Screen Reviews
The Sunday Woman (1975)

The Sunday Woman (1975)

directed by Luigi Comencini

Radiance Films

40 years before Rian Johnson’s Knives Out, Italian director Luigi Comencini assembled his own all-star cast for a wickedly funny murder mystery with a heavy dose of commentary on social classes, especially skewering the upper-crust art scene in Turin, Italy. Based on a hugely popular novel of the same name, The Sunday Woman is a murder-mystery romp that is making its debut in the States thanks to Radiance Films.

When the incredibly boorish architect Garrone (Claudio Gora) is found bludgeoned to death with a marge stone phallus, Police Commissioner Salvatore Santamaria (Marcello Mastroianni) must gingerly navigate the minefield of ego and power of the city’s wealthy elite. Rounding up the usual suspects and seating out a confession isn’t going to work, so Santamaria conducts his investigation with a more delicate touch and is soon immersed in the petty drama of the Turin art scene. At the center of everything, including suspicion of murder, are wealthy housewife Anna Carla Dosio (Jacqueline Bisset) and her “friend,” closeted homosexual Massimo Campi (Jean-Louis Trintignant). The full nature of their relationship is intentionally left vague, but suffice it to say, they are catty confidantes of the highest order.
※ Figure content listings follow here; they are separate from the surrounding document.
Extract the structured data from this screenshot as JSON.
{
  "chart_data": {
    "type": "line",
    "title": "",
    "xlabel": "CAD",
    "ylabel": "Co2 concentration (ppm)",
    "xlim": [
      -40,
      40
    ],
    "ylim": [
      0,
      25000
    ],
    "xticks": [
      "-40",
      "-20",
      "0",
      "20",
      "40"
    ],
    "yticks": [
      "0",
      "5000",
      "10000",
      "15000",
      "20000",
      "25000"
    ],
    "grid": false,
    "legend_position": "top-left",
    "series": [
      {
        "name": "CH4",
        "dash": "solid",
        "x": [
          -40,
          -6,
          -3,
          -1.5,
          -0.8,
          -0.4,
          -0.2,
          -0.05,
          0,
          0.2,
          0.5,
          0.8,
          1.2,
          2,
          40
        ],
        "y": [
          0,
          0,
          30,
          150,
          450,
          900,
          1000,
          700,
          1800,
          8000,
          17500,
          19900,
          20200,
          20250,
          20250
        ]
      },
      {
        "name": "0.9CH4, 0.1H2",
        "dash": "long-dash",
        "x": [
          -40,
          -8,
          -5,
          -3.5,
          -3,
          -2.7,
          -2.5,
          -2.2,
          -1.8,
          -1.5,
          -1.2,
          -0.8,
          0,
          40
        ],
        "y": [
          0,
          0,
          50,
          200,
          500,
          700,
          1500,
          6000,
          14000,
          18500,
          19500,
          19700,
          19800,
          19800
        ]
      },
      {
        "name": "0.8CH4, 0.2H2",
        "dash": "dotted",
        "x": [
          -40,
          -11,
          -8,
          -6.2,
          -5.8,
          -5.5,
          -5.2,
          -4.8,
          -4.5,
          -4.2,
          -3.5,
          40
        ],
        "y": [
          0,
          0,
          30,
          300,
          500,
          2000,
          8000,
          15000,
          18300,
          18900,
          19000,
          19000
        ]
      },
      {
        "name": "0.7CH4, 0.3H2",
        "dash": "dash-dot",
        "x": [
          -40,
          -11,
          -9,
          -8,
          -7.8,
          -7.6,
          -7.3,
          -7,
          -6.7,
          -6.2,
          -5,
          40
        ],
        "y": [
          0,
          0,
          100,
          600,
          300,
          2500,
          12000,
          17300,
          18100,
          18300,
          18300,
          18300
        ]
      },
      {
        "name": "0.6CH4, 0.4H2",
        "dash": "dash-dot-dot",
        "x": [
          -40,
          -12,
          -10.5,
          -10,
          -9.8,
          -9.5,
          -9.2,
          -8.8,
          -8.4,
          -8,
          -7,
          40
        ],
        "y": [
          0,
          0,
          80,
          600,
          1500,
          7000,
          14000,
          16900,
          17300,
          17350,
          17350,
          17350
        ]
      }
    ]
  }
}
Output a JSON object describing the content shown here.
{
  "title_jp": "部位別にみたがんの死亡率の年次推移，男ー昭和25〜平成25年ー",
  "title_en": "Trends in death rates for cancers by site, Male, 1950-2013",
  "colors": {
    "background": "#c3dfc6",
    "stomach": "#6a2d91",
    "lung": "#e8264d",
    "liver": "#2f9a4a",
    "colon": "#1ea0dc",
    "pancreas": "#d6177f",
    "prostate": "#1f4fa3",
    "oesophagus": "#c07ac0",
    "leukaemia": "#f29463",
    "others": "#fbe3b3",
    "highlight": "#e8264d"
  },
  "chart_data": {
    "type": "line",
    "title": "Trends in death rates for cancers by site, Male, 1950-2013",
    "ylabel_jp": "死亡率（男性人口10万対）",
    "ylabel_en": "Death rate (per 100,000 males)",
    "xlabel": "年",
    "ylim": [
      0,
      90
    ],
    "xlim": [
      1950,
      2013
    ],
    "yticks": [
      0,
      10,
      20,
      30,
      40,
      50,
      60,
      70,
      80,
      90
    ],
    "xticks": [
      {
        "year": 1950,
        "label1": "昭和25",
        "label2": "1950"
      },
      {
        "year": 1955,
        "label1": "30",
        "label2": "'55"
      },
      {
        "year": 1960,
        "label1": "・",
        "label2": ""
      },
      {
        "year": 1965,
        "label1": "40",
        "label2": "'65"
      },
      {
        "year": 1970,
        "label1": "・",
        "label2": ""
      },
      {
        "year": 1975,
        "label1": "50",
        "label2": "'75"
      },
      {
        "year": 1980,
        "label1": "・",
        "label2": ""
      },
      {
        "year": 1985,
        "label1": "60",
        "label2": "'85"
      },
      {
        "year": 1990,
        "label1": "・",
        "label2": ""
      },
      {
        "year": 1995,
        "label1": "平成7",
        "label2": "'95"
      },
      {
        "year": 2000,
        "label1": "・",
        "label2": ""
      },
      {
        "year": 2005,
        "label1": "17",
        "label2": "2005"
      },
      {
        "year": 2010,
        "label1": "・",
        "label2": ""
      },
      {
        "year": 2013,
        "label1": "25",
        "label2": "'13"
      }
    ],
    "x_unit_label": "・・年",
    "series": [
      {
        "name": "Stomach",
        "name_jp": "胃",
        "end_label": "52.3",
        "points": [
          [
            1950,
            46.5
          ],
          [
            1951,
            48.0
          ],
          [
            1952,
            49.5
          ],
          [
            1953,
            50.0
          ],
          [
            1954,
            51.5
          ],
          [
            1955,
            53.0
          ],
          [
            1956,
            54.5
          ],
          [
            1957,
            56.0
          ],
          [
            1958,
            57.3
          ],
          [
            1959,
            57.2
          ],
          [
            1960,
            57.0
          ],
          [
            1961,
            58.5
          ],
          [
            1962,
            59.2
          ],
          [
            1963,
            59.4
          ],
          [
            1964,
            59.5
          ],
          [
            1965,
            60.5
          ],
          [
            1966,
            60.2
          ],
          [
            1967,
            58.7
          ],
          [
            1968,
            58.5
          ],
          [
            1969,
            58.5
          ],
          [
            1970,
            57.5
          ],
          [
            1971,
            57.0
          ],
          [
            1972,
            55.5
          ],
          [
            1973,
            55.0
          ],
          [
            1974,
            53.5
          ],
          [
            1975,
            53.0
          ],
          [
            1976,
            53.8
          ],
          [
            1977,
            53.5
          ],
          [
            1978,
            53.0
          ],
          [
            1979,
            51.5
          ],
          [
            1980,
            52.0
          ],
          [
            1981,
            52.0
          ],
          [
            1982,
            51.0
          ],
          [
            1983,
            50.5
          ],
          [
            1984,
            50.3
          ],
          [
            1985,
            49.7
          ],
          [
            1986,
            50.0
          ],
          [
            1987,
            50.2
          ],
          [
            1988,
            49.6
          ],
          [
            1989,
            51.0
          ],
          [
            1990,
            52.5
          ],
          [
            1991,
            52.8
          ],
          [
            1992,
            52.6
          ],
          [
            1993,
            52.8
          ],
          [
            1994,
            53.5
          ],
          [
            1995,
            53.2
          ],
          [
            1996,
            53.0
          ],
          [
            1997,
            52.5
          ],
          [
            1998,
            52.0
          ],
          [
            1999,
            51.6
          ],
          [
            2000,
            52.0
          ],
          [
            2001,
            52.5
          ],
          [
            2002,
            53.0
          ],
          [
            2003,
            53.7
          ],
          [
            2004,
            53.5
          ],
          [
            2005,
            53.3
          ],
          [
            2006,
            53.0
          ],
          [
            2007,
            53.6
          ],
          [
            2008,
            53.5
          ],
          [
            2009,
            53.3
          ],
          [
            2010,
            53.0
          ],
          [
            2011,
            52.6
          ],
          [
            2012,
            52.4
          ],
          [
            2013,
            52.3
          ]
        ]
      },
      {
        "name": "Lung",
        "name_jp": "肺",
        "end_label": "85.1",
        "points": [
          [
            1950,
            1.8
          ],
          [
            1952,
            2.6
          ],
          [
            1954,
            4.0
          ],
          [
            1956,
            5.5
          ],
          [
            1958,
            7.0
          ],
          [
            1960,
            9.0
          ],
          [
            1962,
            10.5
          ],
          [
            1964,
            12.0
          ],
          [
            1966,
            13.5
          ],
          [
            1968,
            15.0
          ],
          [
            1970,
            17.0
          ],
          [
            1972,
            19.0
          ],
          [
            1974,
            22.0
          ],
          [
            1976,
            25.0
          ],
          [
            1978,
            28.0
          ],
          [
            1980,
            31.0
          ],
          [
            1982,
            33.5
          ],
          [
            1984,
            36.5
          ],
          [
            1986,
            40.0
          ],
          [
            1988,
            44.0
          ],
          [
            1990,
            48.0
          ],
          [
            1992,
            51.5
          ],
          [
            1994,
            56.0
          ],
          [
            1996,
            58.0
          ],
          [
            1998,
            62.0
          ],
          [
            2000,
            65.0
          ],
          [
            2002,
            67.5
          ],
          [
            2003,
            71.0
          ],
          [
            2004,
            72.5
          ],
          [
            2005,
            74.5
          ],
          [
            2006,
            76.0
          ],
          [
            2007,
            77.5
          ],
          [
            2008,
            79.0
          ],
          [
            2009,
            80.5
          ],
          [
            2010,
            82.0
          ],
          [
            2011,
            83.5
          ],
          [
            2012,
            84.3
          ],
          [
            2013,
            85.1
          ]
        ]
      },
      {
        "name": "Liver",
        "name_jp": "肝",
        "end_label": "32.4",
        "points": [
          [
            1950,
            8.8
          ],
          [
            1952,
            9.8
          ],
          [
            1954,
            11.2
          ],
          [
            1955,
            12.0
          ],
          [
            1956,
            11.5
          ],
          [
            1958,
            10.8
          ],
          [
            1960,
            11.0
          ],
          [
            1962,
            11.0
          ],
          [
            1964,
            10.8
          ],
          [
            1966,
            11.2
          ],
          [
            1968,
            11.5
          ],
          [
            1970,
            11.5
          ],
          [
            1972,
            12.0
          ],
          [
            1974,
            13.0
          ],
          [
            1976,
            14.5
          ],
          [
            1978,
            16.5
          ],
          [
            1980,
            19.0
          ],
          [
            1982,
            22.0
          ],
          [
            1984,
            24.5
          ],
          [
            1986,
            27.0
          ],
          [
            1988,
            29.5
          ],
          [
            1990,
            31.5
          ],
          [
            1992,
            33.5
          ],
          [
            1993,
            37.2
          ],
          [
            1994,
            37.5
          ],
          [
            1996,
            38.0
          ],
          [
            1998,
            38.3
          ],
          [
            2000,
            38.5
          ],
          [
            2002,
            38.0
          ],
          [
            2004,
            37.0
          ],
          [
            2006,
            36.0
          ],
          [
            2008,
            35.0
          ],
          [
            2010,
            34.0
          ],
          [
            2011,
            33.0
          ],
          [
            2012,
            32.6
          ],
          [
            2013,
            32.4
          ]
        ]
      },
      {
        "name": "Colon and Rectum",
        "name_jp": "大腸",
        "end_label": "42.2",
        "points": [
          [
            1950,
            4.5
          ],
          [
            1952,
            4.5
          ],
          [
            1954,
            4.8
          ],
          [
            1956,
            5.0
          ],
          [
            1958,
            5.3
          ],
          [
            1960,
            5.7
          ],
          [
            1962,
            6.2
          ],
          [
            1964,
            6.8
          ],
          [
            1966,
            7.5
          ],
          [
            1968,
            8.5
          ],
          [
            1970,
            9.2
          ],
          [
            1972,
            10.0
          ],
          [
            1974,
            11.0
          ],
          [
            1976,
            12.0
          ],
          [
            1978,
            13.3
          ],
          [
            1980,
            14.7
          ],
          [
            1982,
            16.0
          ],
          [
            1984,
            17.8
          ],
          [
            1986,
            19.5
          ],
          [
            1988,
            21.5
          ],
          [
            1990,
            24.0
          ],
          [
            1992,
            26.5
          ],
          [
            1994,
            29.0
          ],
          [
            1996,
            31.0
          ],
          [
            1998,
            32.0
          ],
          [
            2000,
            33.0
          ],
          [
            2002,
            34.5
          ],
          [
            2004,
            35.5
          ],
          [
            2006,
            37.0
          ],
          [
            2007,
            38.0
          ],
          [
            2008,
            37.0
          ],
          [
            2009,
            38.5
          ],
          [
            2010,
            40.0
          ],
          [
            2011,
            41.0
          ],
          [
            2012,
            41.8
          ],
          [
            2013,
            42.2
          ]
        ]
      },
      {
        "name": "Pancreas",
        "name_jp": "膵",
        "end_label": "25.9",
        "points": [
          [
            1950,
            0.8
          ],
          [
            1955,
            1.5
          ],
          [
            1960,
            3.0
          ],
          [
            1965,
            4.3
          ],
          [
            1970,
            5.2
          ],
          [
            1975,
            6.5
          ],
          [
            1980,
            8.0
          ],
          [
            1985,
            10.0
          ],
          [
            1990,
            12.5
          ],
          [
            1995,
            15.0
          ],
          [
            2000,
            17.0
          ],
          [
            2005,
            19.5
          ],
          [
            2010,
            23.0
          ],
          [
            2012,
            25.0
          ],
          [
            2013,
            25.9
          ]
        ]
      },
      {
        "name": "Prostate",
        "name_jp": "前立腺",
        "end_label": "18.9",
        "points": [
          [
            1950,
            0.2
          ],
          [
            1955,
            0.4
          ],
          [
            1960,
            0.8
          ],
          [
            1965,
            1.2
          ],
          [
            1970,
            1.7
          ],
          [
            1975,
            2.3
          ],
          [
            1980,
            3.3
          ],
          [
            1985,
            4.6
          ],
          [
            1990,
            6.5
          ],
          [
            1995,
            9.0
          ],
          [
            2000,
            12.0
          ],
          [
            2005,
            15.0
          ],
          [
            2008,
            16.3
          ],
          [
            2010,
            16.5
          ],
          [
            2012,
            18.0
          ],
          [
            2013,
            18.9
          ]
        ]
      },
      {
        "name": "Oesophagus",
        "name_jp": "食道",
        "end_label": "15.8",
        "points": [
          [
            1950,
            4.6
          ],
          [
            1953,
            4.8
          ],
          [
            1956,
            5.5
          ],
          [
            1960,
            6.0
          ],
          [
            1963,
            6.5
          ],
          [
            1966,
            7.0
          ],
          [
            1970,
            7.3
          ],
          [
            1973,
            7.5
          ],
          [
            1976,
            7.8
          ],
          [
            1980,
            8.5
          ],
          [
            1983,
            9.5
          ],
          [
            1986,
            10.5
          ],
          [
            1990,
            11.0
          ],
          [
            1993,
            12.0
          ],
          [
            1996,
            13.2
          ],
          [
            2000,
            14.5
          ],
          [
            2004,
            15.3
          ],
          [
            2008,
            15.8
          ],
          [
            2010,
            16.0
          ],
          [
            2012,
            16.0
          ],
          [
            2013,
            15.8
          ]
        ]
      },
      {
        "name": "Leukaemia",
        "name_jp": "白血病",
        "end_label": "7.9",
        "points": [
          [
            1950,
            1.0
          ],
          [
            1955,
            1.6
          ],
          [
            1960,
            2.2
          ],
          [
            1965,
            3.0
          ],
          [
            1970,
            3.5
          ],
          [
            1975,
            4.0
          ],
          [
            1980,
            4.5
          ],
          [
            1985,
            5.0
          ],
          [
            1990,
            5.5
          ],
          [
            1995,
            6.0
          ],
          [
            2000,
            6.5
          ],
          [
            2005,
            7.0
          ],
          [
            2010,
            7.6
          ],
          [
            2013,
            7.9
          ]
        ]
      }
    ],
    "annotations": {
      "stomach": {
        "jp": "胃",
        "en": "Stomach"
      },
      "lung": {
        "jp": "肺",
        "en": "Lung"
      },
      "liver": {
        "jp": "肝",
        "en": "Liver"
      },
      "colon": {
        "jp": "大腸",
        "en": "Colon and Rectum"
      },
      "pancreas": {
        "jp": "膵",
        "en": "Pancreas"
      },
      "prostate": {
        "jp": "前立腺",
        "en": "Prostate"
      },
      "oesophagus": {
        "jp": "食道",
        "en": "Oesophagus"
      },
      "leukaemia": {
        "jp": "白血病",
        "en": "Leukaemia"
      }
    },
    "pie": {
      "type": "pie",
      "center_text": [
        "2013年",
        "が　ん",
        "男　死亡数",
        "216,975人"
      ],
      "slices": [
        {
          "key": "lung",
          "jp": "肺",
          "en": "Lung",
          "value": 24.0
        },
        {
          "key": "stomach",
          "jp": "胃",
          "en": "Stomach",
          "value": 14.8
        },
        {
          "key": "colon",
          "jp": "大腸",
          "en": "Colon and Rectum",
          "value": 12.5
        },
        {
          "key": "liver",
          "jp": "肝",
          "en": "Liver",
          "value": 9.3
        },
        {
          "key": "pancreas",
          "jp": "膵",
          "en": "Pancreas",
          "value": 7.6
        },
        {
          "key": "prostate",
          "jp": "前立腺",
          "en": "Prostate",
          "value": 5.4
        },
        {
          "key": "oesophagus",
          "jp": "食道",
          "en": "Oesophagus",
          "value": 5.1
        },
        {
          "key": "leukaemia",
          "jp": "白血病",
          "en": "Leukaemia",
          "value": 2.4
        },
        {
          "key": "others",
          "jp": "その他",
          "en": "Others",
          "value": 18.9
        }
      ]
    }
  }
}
Although they are both prime suspects, Santamaria needs their help to gain entree to people and places where his badge is given little respect, namely the mansions in the cool mountain air outside the city. For all of Santamaria’s cocktails and lunches on the lawn, it is Campi’s working class lover Lello (Aldo Reggiani) who proves to be the most helpful in the case.

The Sunday Woman is a later example of the Commedia all’Italiana (Comedy in the Italian way) genre, a film style that made comedies out of serious social issues. The films tended to skew more toward the sardonic rather than broad comedy, and The Sunday Woman is no exception. The entire murder mystery plot could have run as an actual police procedural, but it is elevated by its smart comic jabs at the characters and their stations in life. In fact, for a non-Italian audience, some of the humor is too smart, as it often mines dialects and social minutiae for laughs that whiz past American ears. Jokes about Santamaria being from Rome instead of Sicily and cigarette brands don’t translate well, and some of the attitudes toward women and homosexuals haven’t aged well either, but there is still plenty to enjoy with a number of laugh out loud moments. Although the mystery is intriguing in The Sunday Woman, the parade of fascinating and often bizarre characters quickly overshadows the procedural aspects of the story, and the film is much better for it.

It’s a bit shocking that The Sunday Woman has been absent for decades. It is a sharp comedy that doesn’t skimp on the murder mystery elements and a cracking good watch, even if it takes a few minutes to assimilate into the film’s vibe.